Hertz Vehicles, LLC v Gejo, LLC
2018 NY Slip Op 03608 [161 AD3d 549]
May 17, 2018
Appellate Division, First Department
Published by New York State Law Reporting Bureau pursuant to Judiciary Law § 431.
As corrected through Wednesday, June 27, 2018

 Hertz Vehicles, LLC, Appellant,
Gejo, LLC, et al., Defendants, and Metro Pain Specialists, Professional Corporation, Respondent.

Rubin, Fiorella & Friedman LLP, New York (Kyeko M. Stewart of counsel) for appellant.
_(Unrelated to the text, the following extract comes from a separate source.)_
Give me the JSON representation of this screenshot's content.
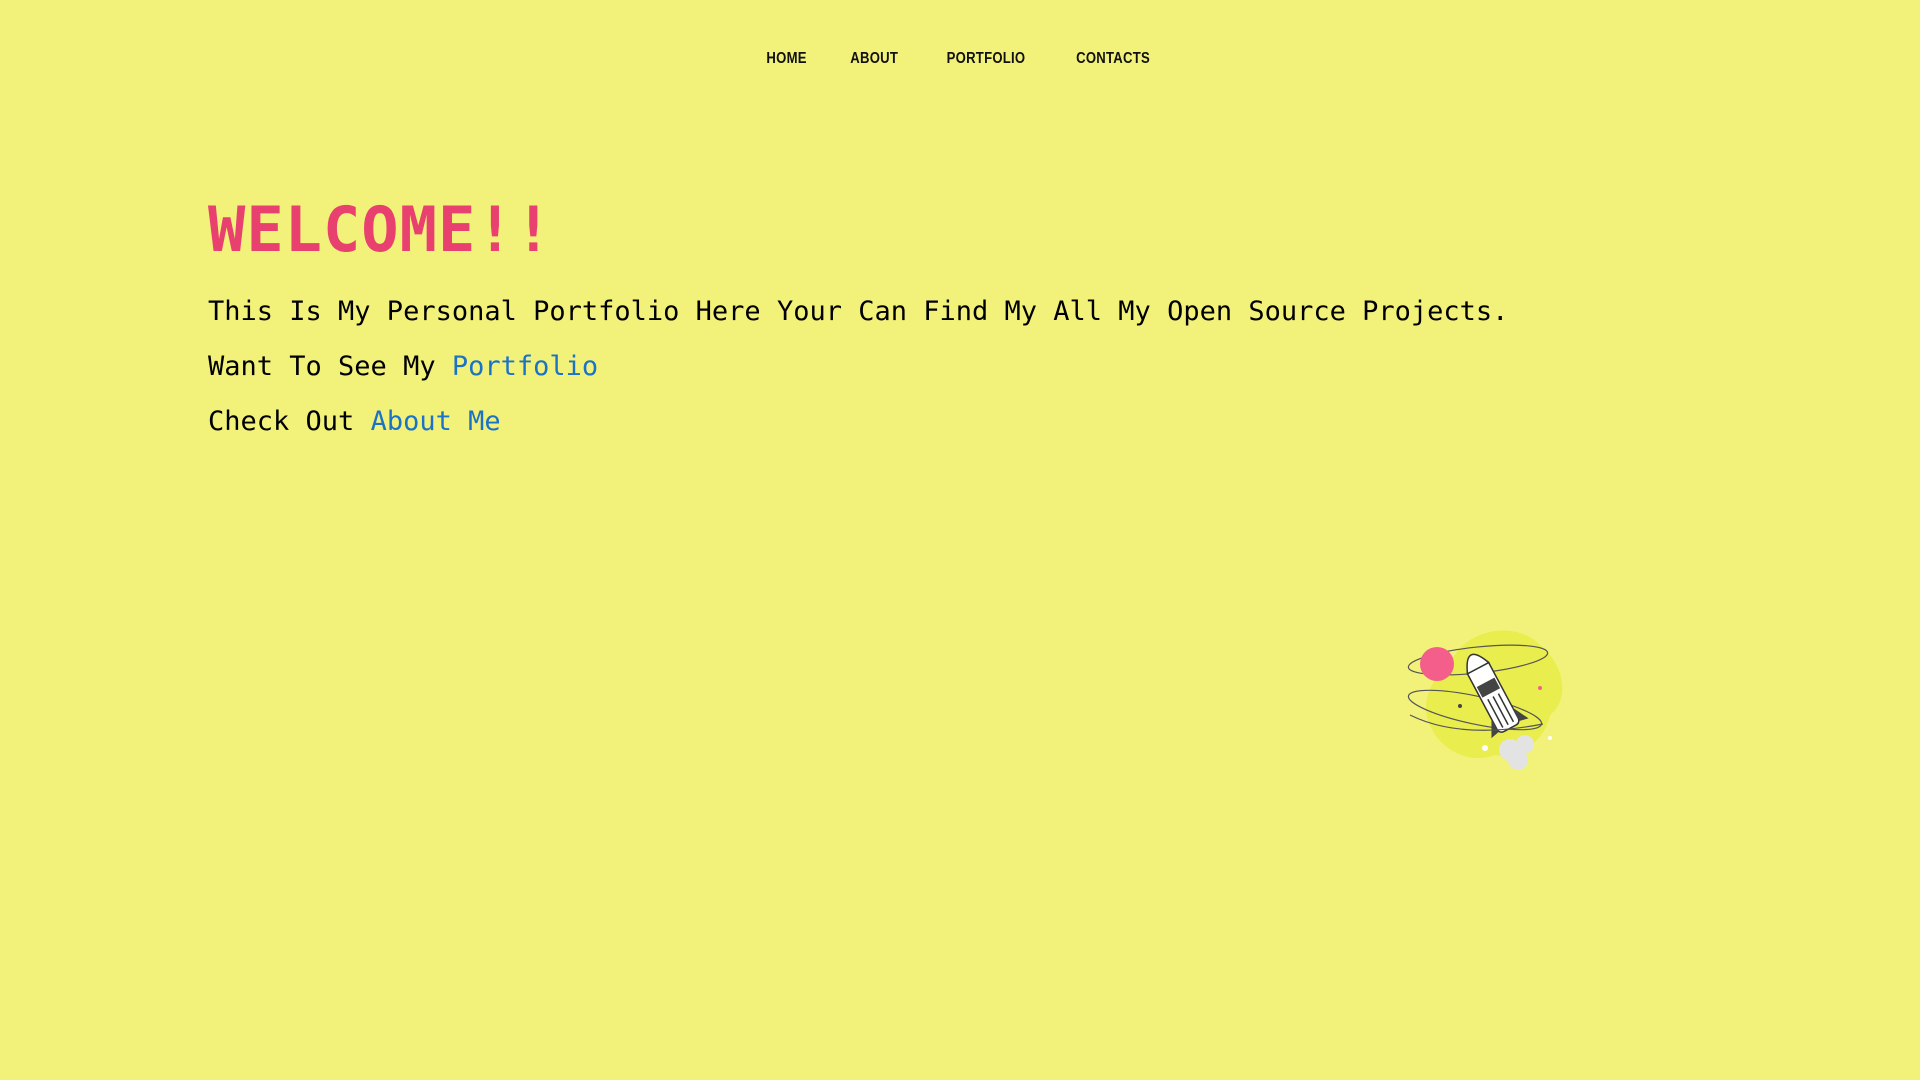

Gabriel & Shapiro LLC, Wantagh (Steven F. Palumbo of counsel), for respondent.

Order, Supreme Court, New York County (Debra A. James, J.), entered December 13, 2016, which granted the motion of defendant Metro Pain Specialists, Professional Corporation (MPS) to vacate the default judgment as against it, unanimously reversed, on the law, without costs, the motion denied, and the default judgment as against MPS reinstated.

"A defendant seeking to vacate a default under [CPLR 5015 (a)] must demonstrate a reasonable excuse for its delay in appearing and answering the complaint and a meritorious defense to the action" (Eugene Di Lorenzo, Inc. v A.C. Dutton Lbr. Co., 67 NY2d 138, 141 [1986]). Here, while MPS's initial excuse of law office failure for failing to timely answer may be reasonable, MPS was dilatory in asserting its rights (Hyundai Corp. v Republic of Iraq, 20 AD3d 56, 62 [1st Dept 2005], lv dismissed 5 NY3d 783 [2005]; see ADL Constr., LLC v Chandler, 78 AD3d 407 [1st Dept 2010]; see also Okun v Tanners, 11 NY3d 762 [2008]). MPS retained new counsel about eight months prior to entry of the default judgment, yet counsel waited until the eve of the expiration of the one-year time limit before moving to vacate. MPS provided no excuse for why its new counsel failed to address the pending default judgment motion during the time period before a decision was rendered, or why it waited almost another year to move to vacate the default judgment.

In any event, MPS failed to demonstrate that it had a meritorious defense. The failure by Jonathan Smart, the driver of the vehicle, to subscribe and return the transcript of his examination under oath violated a condition precedent to coverage and warranted denial of the claims (see Pioneer Food Stores Coop. v Federal Ins. Co., 169 AD2d 430, 431-432 [1st Dept 1991]; Pogo Holding Corp. v New York Prop. Ins. Underwriting Assn., 73 AD2d 605, 605-606 [2d Dept 1979]). Concur—Acosta, P.J., Tom, Mazzarelli, Kern, Singh, JJ.